25 June 1919: Junkers-Fokker Aktiengesellschaft test pilot Emil Monz made the first flight of the Junkers F.13, at Dessau, Saxony-Anhalt, Germany. It was the first airplane built of all-metal construction, specifically for commercial passenger service. Named Herta in honor of Professor Junkers’ oldest daughter, it carried identification marks D 183.

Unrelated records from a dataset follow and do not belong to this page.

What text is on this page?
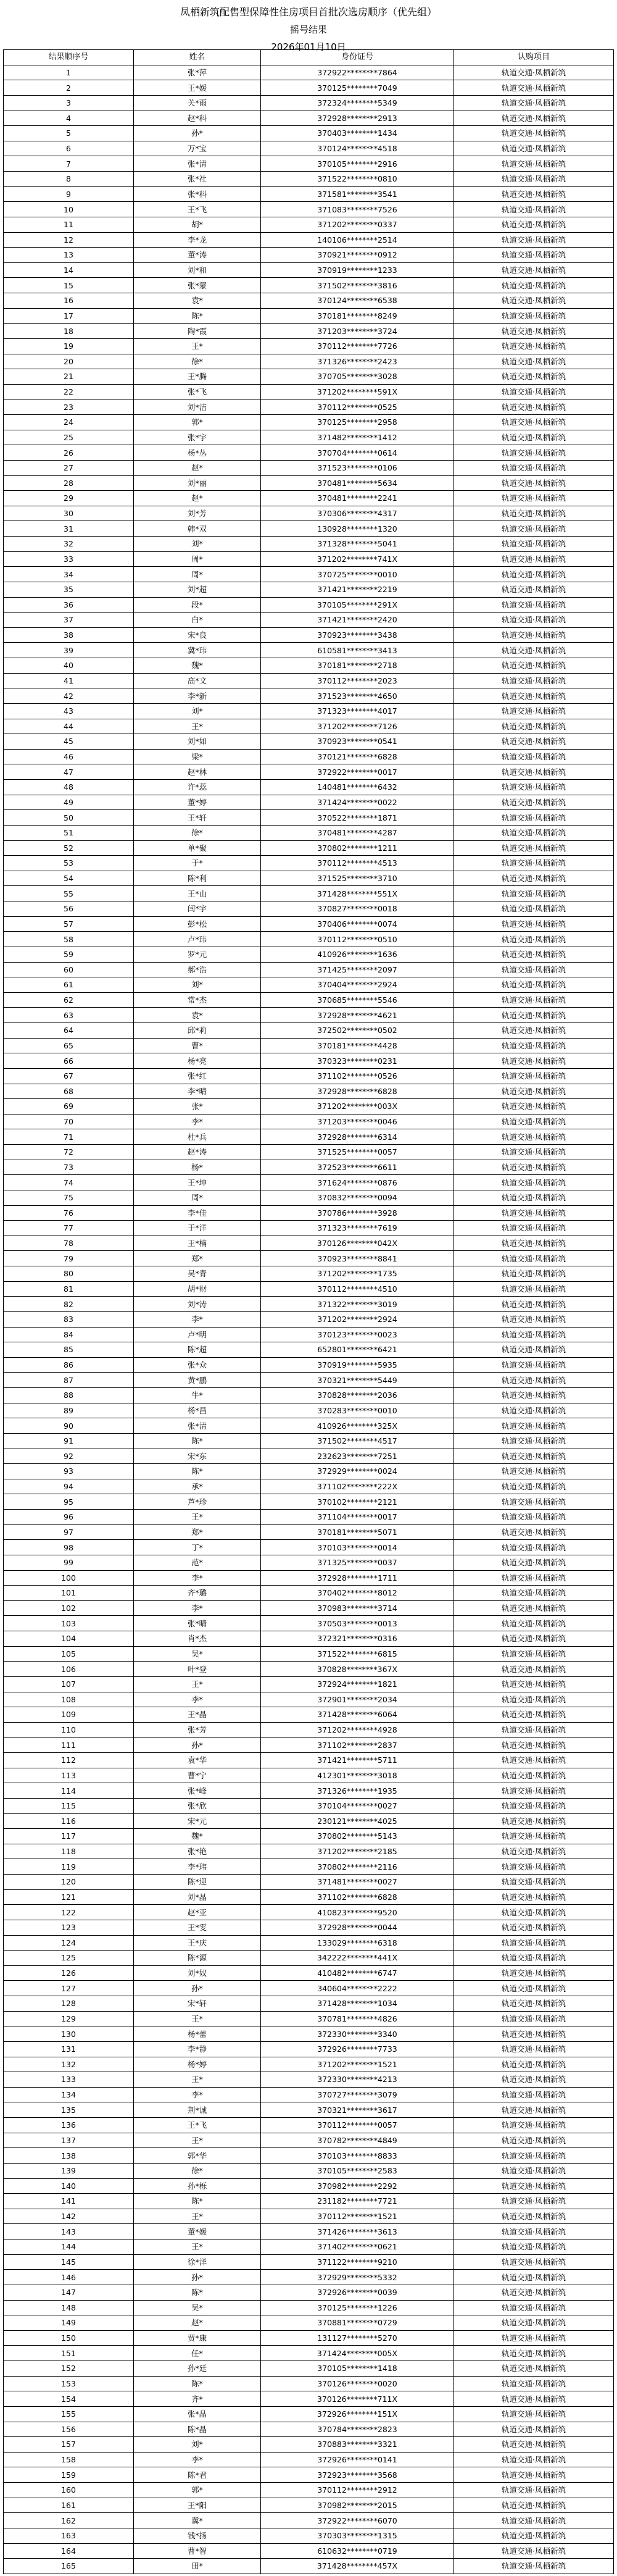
凤栖新筑配售型保障性住房项目首批次选房顺序（优先组）
摇号结果
2026年01月10日
结果顺序号	姓名	身份证号	认购项目
1	张*萍	372922********7864	轨道交通·凤栖新筑
2	王*媛	370125********7049	轨道交通·凤栖新筑
3	关*雨	372324********5349	轨道交通·凤栖新筑
4	赵*科	372928********2913	轨道交通·凤栖新筑
5	孙*	370403********1434	轨道交通·凤栖新筑
6	万*宝	370124********4518	轨道交通·凤栖新筑
7	张*清	370105********2916	轨道交通·凤栖新筑
8	张*社	371522********0810	轨道交通·凤栖新筑
9	张*科	371581********3541	轨道交通·凤栖新筑
10	王*飞	371083********7526	轨道交通·凤栖新筑
11	胡*	371202********0337	轨道交通·凤栖新筑
12	李*龙	140106********2514	轨道交通·凤栖新筑
13	董*涛	370921********0912	轨道交通·凤栖新筑
14	刘*和	370919********1233	轨道交通·凤栖新筑
15	张*蒙	371502********3816	轨道交通·凤栖新筑
16	袁*	370124********6538	轨道交通·凤栖新筑
17	陈*	370181********8249	轨道交通·凤栖新筑
18	陶*霞	371203********3724	轨道交通·凤栖新筑
19	王*	370112********7726	轨道交通·凤栖新筑
20	徐*	371326********2423	轨道交通·凤栖新筑
21	王*腾	370705********3028	轨道交通·凤栖新筑
22	张*飞	371202********591X	轨道交通·凤栖新筑
23	刘*洁	370112********0525	轨道交通·凤栖新筑
24	郭*	370125********2958	轨道交通·凤栖新筑
25	张*宇	371482********1412	轨道交通·凤栖新筑
26	杨*丛	370704********0614	轨道交通·凤栖新筑
27	赵*	371523********0106	轨道交通·凤栖新筑
28	刘*丽	370481********5634	轨道交通·凤栖新筑
29	赵*	370481********2241	轨道交通·凤栖新筑
30	刘*芳	370306********4317	轨道交通·凤栖新筑
31	韩*双	130928********1320	轨道交通·凤栖新筑
32	刘*	371328********5041	轨道交通·凤栖新筑
33	周*	371202********741X	轨道交通·凤栖新筑
34	周*	370725********0010	轨道交通·凤栖新筑
35	刘*超	371421********2219	轨道交通·凤栖新筑
36	段*	370105********291X	轨道交通·凤栖新筑
37	白*	371421********2420	轨道交通·凤栖新筑
38	宋*良	370923********3438	轨道交通·凤栖新筑
39	冀*玮	610581********3413	轨道交通·凤栖新筑
40	魏*	370181********2718	轨道交通·凤栖新筑
41	高*文	370112********2023	轨道交通·凤栖新筑
42	李*新	371523********4650	轨道交通·凤栖新筑
43	刘*	371323********4017	轨道交通·凤栖新筑
44	王*	371202********7126	轨道交通·凤栖新筑
45	刘*如	370923********0541	轨道交通·凤栖新筑
46	梁*	370121********6828	轨道交通·凤栖新筑
47	赵*林	372922********0017	轨道交通·凤栖新筑
48	许*蕊	140481********6432	轨道交通·凤栖新筑
49	董*婷	371424********0022	轨道交通·凤栖新筑
50	王*轩	370522********1871	轨道交通·凤栖新筑
51	徐*	370481********4287	轨道交通·凤栖新筑
52	单*聚	370802********1211	轨道交通·凤栖新筑
53	于*	370112********4513	轨道交通·凤栖新筑
54	陈*利	371525********3710	轨道交通·凤栖新筑
55	王*山	371428********551X	轨道交通·凤栖新筑
56	闫*宇	370827********0018	轨道交通·凤栖新筑
57	彭*松	370406********0074	轨道交通·凤栖新筑
58	卢*玮	370112********0510	轨道交通·凤栖新筑
59	罗*元	410926********1636	轨道交通·凤栖新筑
60	郝*浩	371425********2097	轨道交通·凤栖新筑
61	刘*	370404********2924	轨道交通·凤栖新筑
62	常*杰	370685********5546	轨道交通·凤栖新筑
63	袁*	372928********4621	轨道交通·凤栖新筑
64	邱*莉	372502********0502	轨道交通·凤栖新筑
65	曹*	370181********4428	轨道交通·凤栖新筑
66	杨*亮	370323********0231	轨道交通·凤栖新筑
67	张*红	371102********0526	轨道交通·凤栖新筑
68	李*晴	372928********6828	轨道交通·凤栖新筑
69	张*	371202********003X	轨道交通·凤栖新筑
70	李*	371203********0046	轨道交通·凤栖新筑
71	杜*兵	372928********6314	轨道交通·凤栖新筑
72	赵*涛	371525********0057	轨道交通·凤栖新筑
73	杨*	372523********6611	轨道交通·凤栖新筑
74	王*坤	371624********0876	轨道交通·凤栖新筑
75	周*	370832********0094	轨道交通·凤栖新筑
76	李*佳	370786********3928	轨道交通·凤栖新筑
77	于*洋	371323********7619	轨道交通·凤栖新筑
78	王*楠	370126********042X	轨道交通·凤栖新筑
79	郑*	370923********8841	轨道交通·凤栖新筑
80	吴*青	371202********1735	轨道交通·凤栖新筑
81	胡*财	370112********4510	轨道交通·凤栖新筑
82	刘*涛	371322********3019	轨道交通·凤栖新筑
83	李*	371202********2924	轨道交通·凤栖新筑
84	卢*明	370123********0023	轨道交通·凤栖新筑
85	陈*超	652801********6421	轨道交通·凤栖新筑
86	张*众	370919********5935	轨道交通·凤栖新筑
87	黄*鹏	370321********5449	轨道交通·凤栖新筑
88	牛*	370828********2036	轨道交通·凤栖新筑
89	杨*昌	370283********0010	轨道交通·凤栖新筑
90	张*清	410926********325X	轨道交通·凤栖新筑
91	陈*	371502********4517	轨道交通·凤栖新筑
92	宋*东	232623********7251	轨道交通·凤栖新筑
93	陈*	372929********0024	轨道交通·凤栖新筑
94	承*	371102********222X	轨道交通·凤栖新筑
95	芦*珍	370102********2121	轨道交通·凤栖新筑
96	王*	371104********0017	轨道交通·凤栖新筑
97	郑*	370181********5071	轨道交通·凤栖新筑
98	丁*	370103********0014	轨道交通·凤栖新筑
99	范*	371325********0037	轨道交通·凤栖新筑
100	李*	372928********1711	轨道交通·凤栖新筑
101	齐*璐	370402********8012	轨道交通·凤栖新筑
102	李*	370983********3714	轨道交通·凤栖新筑
103	张*晴	370503********0013	轨道交通·凤栖新筑
104	肖*杰	372321********0316	轨道交通·凤栖新筑
105	吴*	371522********6815	轨道交通·凤栖新筑
106	叶*登	370828********367X	轨道交通·凤栖新筑
107	王*	372924********1821	轨道交通·凤栖新筑
108	李*	372901********2034	轨道交通·凤栖新筑
109	王*晶	371428********6064	轨道交通·凤栖新筑
110	张*芳	371202********4928	轨道交通·凤栖新筑
111	孙*	371102********2837	轨道交通·凤栖新筑
112	袁*华	371421********5711	轨道交通·凤栖新筑
113	曹*宁	412301********3018	轨道交通·凤栖新筑
114	张*峰	371326********1935	轨道交通·凤栖新筑
115	张*欣	370104********0027	轨道交通·凤栖新筑
116	宋*元	230121********4025	轨道交通·凤栖新筑
117	魏*	370802********5143	轨道交通·凤栖新筑
118	张*艳	371202********2185	轨道交通·凤栖新筑
119	李*玮	370802********2116	轨道交通·凤栖新筑
120	陈*迎	371481********0027	轨道交通·凤栖新筑
121	刘*晶	371102********6828	轨道交通·凤栖新筑
122	赵*亚	410823********9520	轨道交通·凤栖新筑
123	王*雯	372928********0044	轨道交通·凤栖新筑
124	王*庆	133029********6318	轨道交通·凤栖新筑
125	陈*源	342222********441X	轨道交通·凤栖新筑
126	刘*奴	410482********6747	轨道交通·凤栖新筑
127	孙*	340604********2222	轨道交通·凤栖新筑
128	宋*轩	371428********1034	轨道交通·凤栖新筑
129	王*	370781********4826	轨道交通·凤栖新筑
130	杨*蕾	372330********3340	轨道交通·凤栖新筑
131	李*静	372926********7733	轨道交通·凤栖新筑
132	杨*婷	371202********1521	轨道交通·凤栖新筑
133	王*	372330********4213	轨道交通·凤栖新筑
134	李*	370727********3079	轨道交通·凤栖新筑
135	荆*诚	370321********3617	轨道交通·凤栖新筑
136	王*飞	370112********0057	轨道交通·凤栖新筑
137	王*	370782********4849	轨道交通·凤栖新筑
138	郭*华	370103********8833	轨道交通·凤栖新筑
139	徐*	370105********2583	轨道交通·凤栖新筑
140	孙*栎	370982********2292	轨道交通·凤栖新筑
141	陈*	231182********7721	轨道交通·凤栖新筑
142	王*	370112********1521	轨道交通·凤栖新筑
143	董*媛	371426********3613	轨道交通·凤栖新筑
144	王*	371402********0621	轨道交通·凤栖新筑
145	徐*洋	371122********9210	轨道交通·凤栖新筑
146	孙*	372929********5332	轨道交通·凤栖新筑
147	陈*	372926********0039	轨道交通·凤栖新筑
148	吴*	370125********1226	轨道交通·凤栖新筑
149	赵*	370881********0729	轨道交通·凤栖新筑
150	贾*康	131127********5270	轨道交通·凤栖新筑
151	任*	371424********005X	轨道交通·凤栖新筑
152	孙*廷	370105********1418	轨道交通·凤栖新筑
153	陈*	370126********0020	轨道交通·凤栖新筑
154	齐*	370126********711X	轨道交通·凤栖新筑
155	张*晶	372926********151X	轨道交通·凤栖新筑
156	陈*晶	370784********2823	轨道交通·凤栖新筑
157	刘*	370883********3321	轨道交通·凤栖新筑
158	李*	372926********0141	轨道交通·凤栖新筑
159	陈*君	372923********3568	轨道交通·凤栖新筑
160	郭*	370112********2912	轨道交通·凤栖新筑
161	王*阳	370982********2015	轨道交通·凤栖新筑
162	冀*	372922********6070	轨道交通·凤栖新筑
163	钱*扬	370303********1315	轨道交通·凤栖新筑
164	曹*智	610632********0719	轨道交通·凤栖新筑
165	田*	371428********457X	轨道交通·凤栖新筑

Designed by Chief Engineer Otto Reuter, the F.13 was a single engine monoplane with a corrugated duralumin skin over a duralumin structure. It had a flight crew of two and four passengers could be carried in a comfortable enclosed cabin of the same size as automobiles of the time. The single wing was cantilevered and used no braces or support wires. The prototype had a wingspan of 47 feet, 5¾ inches (14.47 meters). The wing was lengthened in production airplanes. The airplane was 31 feet, 6 inches (9.59 meters) long. The first F.13 was powered by a 14.78 liter (901.9 cubic inch) water-cooled Mercedes D.IIIa dual overhead cam (DOHC) 6-cylinder in-line engine which produced 170 horsepower and drove a two-bladed, fixed-pitch laminated wood propeller.
In production from 1919 to 1932, a total of 332 Junkers F.13s were built. Some remained in service in the late 1930s.
Herta was later renamed Nightingale and its registration markings changed to D 1.
Emil Monz died 18 February 1921 when the Junkers F.13 that he was flying, D 128, crashed in a snowstorm enroute to Stuttgart.